Copyright 1984, National Conference of Referees in Bankruptcy. Used by permission.


The Bankruptcy Reform Act's treatment of belatedly perfected security interests in personal property is enigmatic, because it attempts to employ preference law to avoid a class of transfers, so-called "secret liens," that are not true preferences. When a security interest is granted in exchange for contemporaneous value, preference policy in bankruptcy is not offended, because the transaction does not cause a depletion of the debtor's estate for the benefit of a particular creditor. However, the effect of the timing rules of section 547(e) of the Bankruptcy Reform Act is to treat most security interests perfected during the preference period and more than ten days after attachment as section 547(b) preferential transfers.

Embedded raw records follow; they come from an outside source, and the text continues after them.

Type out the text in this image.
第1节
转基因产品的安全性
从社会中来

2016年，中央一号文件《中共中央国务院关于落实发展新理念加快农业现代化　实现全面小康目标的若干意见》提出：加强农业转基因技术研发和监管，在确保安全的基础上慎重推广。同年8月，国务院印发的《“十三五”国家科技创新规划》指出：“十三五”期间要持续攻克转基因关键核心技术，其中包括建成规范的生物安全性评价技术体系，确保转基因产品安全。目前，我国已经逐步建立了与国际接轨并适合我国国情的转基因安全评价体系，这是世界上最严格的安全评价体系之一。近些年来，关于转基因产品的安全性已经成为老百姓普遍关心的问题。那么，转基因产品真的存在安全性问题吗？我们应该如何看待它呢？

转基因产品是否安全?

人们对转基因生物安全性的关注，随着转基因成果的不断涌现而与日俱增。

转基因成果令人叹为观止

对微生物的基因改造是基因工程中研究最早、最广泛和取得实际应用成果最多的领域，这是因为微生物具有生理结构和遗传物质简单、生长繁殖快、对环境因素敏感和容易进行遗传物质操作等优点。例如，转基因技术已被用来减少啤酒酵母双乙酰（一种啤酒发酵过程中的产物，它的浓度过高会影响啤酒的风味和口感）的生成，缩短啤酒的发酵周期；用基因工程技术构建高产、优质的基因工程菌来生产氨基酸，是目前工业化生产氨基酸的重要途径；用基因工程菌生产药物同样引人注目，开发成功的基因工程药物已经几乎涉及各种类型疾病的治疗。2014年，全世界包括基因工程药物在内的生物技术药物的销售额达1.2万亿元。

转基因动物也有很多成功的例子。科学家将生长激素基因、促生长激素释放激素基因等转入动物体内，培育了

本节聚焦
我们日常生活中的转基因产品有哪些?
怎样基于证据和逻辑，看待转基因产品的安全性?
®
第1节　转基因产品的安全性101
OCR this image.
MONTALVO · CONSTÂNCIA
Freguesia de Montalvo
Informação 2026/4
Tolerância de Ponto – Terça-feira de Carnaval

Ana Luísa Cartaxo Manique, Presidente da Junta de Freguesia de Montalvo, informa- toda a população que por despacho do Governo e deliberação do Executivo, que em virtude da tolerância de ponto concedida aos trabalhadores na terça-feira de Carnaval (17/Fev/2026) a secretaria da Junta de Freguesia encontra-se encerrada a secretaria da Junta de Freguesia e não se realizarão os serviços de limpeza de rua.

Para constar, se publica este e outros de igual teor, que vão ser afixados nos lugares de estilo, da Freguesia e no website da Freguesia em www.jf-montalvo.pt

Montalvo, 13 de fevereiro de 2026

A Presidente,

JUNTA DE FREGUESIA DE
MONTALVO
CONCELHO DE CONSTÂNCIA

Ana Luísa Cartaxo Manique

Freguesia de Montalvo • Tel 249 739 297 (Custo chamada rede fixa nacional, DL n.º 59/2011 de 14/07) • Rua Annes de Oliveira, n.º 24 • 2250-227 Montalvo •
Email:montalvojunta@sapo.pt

Recently, in the Vance case, the Ninth Circuit had an opportunity to apply section 547(c)(1), the substantially contemporaneous exchange exception, to the delayed perfection problem. Following a line of cases that apply the exception narrowly and mechanically, the court adopted an inflexible construction of section 547(c)(1) and refused to apply it to security interests that are not perfected within the ten-day grace period established by section 547(e). This decision should not be followed by courts in other jurisdictions,because its reasoning is flawed and neglects to take into account the purposes and goals of bankruptcy preference law and the broad language and historical development of the substantially contemporaneous exchange exception.

The better-reasoned cases apply section 547(c)(1) broadly and protect security interests that are (1) created in exchange for contemporaneous new value, and (2) perfected within a commercially reasonable time thereafter. This flexible approach to the delayed perfection problem ought to be followed, because it recognizes and protects the legitimate contractual expectations of secured creditors who act to perfect their security interests within a reasonable period of time, without sacrificing the interests of unsecured creditors who might have been misled by unreasonable delays in perfection.